La Manga, 03/08/2011.

Luna llena sobre el mar (La Manga, Murcia)

colmenas

Pobreza en cualquier parte
es pobreza en todas partes.*


¿Por qué? ¿Por qué son los problemas de otros mis problemas? ¿Estamos juntos en esto? ¿Cómo podemos estar juntos en esto si no sé quiénes son, por qué estamos aquí? No puedo sentirles como siento mi cuerpo. ¿Saben mis uñas de los pies sobre mi pelo? ¿Saben mis dedos de mi corazón?


pau_vallecas

En algún lugar leí:
A menudo me pregunto
si para los demás la vida es más fácil,
o simplemente se les da mejor fingir.

Voy a las afueras de la ciudad y veo todos esos edificios, y no son las grandes urbanizaciones de casitas que me molestan, son los edificios grandes, enormes y las  lucecitas parpadeantes las que me hacen pensar en hormigas, en abejas obreras y en sus insignificantes pequeñas vidas y anónimos problemas. No sé si me asusta porque soy consciente de que, en el fondo, no soy más que una abeja obrera más, en medio de su vida laboral. Ya muerta y olvidada, en el plano general de la vida. Quizá tengo miedo por todas esas pequeñas personas abeja que imagino, viviendo en sitios horribles que nunca veré, pero que puedo imaginar porque en cierto sentido, son iguales al mío. Con ese olor raro que tienen las cocinas que no son la tuya. Con los niños, y la cesta de la ropa sucia y las zurraspas. Con sus peleas y pantallas planas y facturas por pagar y aumentos y el inesperado paro. ¿Por qué me importan? ¿Por qué nunca sabrán que estoy aquí, intentando imaginar quiénes son?

colmenas

* ¿Suena revolucionario? James Wolfensohn, Presidente del Banco Mundial, lo dijo en Monterrey en este discurso de 2002.

Fotos: Noktonmagazine.com

colmenas

Poverty anywhere
is poverty everywhere.*


Why is that? Why are other people’s problems my problems? Are we all together in this? How can we be together in this if I don’t know who they are, why are we here? If I can’t feel them as I can feel my body. Do my toenails know about my hair? Do my fingers know about my heart?


pau_vallecas

Somewhere I read: I often wonder if life is easier for other people or if they are better at faking it.

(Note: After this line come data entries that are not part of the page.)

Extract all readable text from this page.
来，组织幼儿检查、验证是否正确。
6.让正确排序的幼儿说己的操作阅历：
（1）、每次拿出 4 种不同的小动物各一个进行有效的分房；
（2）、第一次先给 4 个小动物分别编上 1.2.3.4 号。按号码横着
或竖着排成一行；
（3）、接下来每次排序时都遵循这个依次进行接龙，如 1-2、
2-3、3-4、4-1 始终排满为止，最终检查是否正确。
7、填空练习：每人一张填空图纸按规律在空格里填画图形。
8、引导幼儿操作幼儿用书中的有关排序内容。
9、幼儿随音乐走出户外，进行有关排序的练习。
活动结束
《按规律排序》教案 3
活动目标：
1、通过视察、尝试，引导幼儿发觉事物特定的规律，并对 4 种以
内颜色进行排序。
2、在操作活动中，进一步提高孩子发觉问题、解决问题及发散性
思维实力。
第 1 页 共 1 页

I get to the outskirts of the city and I see all those buildings, and it’s not the big sprawling of tiny houses that bothers me, it’s the big, huge buildings and the tiny flickering lights that make me think of ants, and working bees, and insignificant little lives, with anonymous problems. I just can’t tell if I’m scared because I know that deep down, I’m just one more working bee, in the middle of its working life. Dead and forgotten already, in the grand scheme of things. Maybe I’m scared for all those little bee people I imagine, living in horrible places that I’ll never see, but that I can sort of imagine, because they are in a way, just like mine. With that weird kitchen smell that kitchens other than your own have. With their children and their laundry and their skid marks in the WC. With their fights and flat screens and unpaid bills and salary rises and sudden unemployment. Why do I care about them? Why won’t they ever know that I am here, trying to imagine who they are?

colmenas

* Sounds revolutionary? James Wolfensohn, President of the World Bank, said that in 2002.